No llames a casa (RBA, 2011), de Carlos Zanón, es una novela que al mismo tiempo que retrata con crudeza la miseria moral de gran parte de una sociedad corrompida hasta la médula impone un modo narrativo que reduce el argumento a su mínima expresión asentándose en personajes veraces y, sobre todo, en el reconocimiento implícito del valor genésico del lenguaje.
«La gente que olvida mal suele hacerse daño». Con esta frase redonda y sentenciosa, Carlos Zanón presenta el nudo de una historia que no necesita de argumentos para desarrollarse sino entrar en un complejo torrente de vivencias de personajes que sacan de su venalidad las fuerzas para la supervivencia. Barcelona aparece así como la ciudad que es todas las ciudades, parafraseando a Rilke y a Borges, un paisaje desolador de cemento que mueve a los personajes al desesperado impulso de huir, no importa si dejando atrás la tierra arrasada, a cualquier parte, incluso a un lugar donde sea «más fácil encontrar trabajo a este o al otro lado del Código Penal».
La estructura de No llames a casa, -que los editores integran erróneamente desde el punto de vista literario en el género negro- responde más a la organización de un poema narrativo que a los manidos esquemas de la novela ealista novocentista, que el mercantilismo casi ha conseguido imponer como canon de modernidad. Esta estructura le permite a CZ, que no en vano es poeta y posee una sólida formación literaria, articular con naturalidad e intensidad una partitura coral en la que cada uno de los personajes pueden ser considerados protagonistas. Todos ellos con sus dramas privados, sus sueños y sus miserias que se proyectan sobre los demás y se retroalimentan para extenderse con la dinámica de una metástasis que corrompe el tejido moral de los individuos y de la sociedad. De aquí que la tensión narrativa no discurra sobre las antinomias amor/odio o bondad/maldad, ni siquiera sobre los trazos de una intriga planificada, sino sobre la ansiedad por sobrevivir en una comunidad enferma por la soledad, la incomunicación y la perversa certeza de la mentira. La narración avanza a impulsos de decisiones malversadas que van encontrando acomodo en las vidas de unos seres infelices, al margen de su posición social, y que determinan sus destinos. Unos destinos que se deslizan por las venas urbanas como amebas por los canales de aguas sépticas, incapaces todas de alcanzar el orden de la dicha, porque para ellas sólo hay vida en el pantano.

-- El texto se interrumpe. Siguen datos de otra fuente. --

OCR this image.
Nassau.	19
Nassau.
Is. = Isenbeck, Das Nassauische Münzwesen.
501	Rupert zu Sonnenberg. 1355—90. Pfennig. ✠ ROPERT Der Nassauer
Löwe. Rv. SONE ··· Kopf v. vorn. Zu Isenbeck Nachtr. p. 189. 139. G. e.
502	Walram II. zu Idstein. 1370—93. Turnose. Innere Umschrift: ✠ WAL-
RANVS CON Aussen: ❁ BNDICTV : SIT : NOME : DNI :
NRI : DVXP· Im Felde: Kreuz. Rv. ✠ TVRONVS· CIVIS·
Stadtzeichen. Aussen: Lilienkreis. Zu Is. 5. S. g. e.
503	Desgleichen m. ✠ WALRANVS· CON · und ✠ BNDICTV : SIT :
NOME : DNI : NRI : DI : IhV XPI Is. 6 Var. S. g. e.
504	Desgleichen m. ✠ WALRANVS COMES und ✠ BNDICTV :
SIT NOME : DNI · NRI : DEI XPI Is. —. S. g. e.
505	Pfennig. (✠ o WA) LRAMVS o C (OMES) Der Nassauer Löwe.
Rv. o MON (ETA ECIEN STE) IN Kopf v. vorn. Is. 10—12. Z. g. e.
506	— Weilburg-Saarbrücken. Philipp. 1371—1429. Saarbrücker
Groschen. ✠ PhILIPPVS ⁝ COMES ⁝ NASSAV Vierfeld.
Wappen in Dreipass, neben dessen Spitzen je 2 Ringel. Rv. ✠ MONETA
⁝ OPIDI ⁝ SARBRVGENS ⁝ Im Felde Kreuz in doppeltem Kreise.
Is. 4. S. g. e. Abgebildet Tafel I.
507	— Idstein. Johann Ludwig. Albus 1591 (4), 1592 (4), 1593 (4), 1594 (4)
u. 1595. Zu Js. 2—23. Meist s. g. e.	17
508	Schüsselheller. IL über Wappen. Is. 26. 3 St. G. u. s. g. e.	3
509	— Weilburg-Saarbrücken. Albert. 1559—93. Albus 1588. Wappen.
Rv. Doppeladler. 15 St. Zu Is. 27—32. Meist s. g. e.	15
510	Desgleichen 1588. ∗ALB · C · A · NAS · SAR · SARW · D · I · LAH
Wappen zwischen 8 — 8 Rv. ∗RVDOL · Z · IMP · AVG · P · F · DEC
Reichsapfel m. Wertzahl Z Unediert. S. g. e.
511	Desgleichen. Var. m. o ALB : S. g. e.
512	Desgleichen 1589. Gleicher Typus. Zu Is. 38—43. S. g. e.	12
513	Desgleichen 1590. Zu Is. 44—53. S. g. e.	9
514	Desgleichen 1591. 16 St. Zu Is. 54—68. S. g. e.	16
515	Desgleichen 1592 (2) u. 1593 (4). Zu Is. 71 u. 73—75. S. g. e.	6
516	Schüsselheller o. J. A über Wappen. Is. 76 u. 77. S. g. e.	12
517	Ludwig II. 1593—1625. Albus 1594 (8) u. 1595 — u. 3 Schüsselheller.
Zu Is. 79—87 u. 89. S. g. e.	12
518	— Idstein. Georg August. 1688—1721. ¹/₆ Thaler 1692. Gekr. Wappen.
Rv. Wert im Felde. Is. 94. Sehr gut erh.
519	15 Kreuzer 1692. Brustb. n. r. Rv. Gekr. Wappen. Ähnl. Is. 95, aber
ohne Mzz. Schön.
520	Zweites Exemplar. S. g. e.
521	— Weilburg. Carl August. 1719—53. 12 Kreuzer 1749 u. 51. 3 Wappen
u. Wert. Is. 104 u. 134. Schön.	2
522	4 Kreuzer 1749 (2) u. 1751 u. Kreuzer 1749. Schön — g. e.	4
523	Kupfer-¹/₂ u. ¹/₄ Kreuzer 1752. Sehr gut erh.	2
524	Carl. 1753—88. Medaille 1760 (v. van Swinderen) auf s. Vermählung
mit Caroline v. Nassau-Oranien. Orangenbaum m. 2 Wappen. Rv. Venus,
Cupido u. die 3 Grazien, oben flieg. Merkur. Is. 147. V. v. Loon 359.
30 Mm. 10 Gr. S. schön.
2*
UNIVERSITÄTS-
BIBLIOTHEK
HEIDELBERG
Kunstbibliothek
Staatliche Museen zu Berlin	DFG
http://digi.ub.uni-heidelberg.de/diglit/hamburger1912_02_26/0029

Seguramente CZ no hubiera llevado esta novela a tan alto registro si fuese un escritor sumiso que hubiera seguido los trillados recursos de la escritura consagrada por los editores subordinados al dictado de la mercadotecnia - los del marketing, según se los conoce- sino un escritor consciente de su condición que aplica para su obra un lenguaje exquisitamente preciso, una articulación limpia de la frase y un sentido poético que trasciende los tópicos mercantiles de quienes creen que toda la literatura es de usar y tirar para saturar las mesas de las librerías con novedades. La fuerza y el talento narrativos de CZ no sólo han conseguido una novela excepcional que lo consagra con una solidez que le permitirá permanecer más allá del sarampión mediático, sino que también han conseguido neutralizar el flagrante menoscabo a la inteligencia del público que constituye el texto de contracubierta pergeñado por los sabios que creen que el lector es tonto y hay que darle «todo masticado» por si no entiende.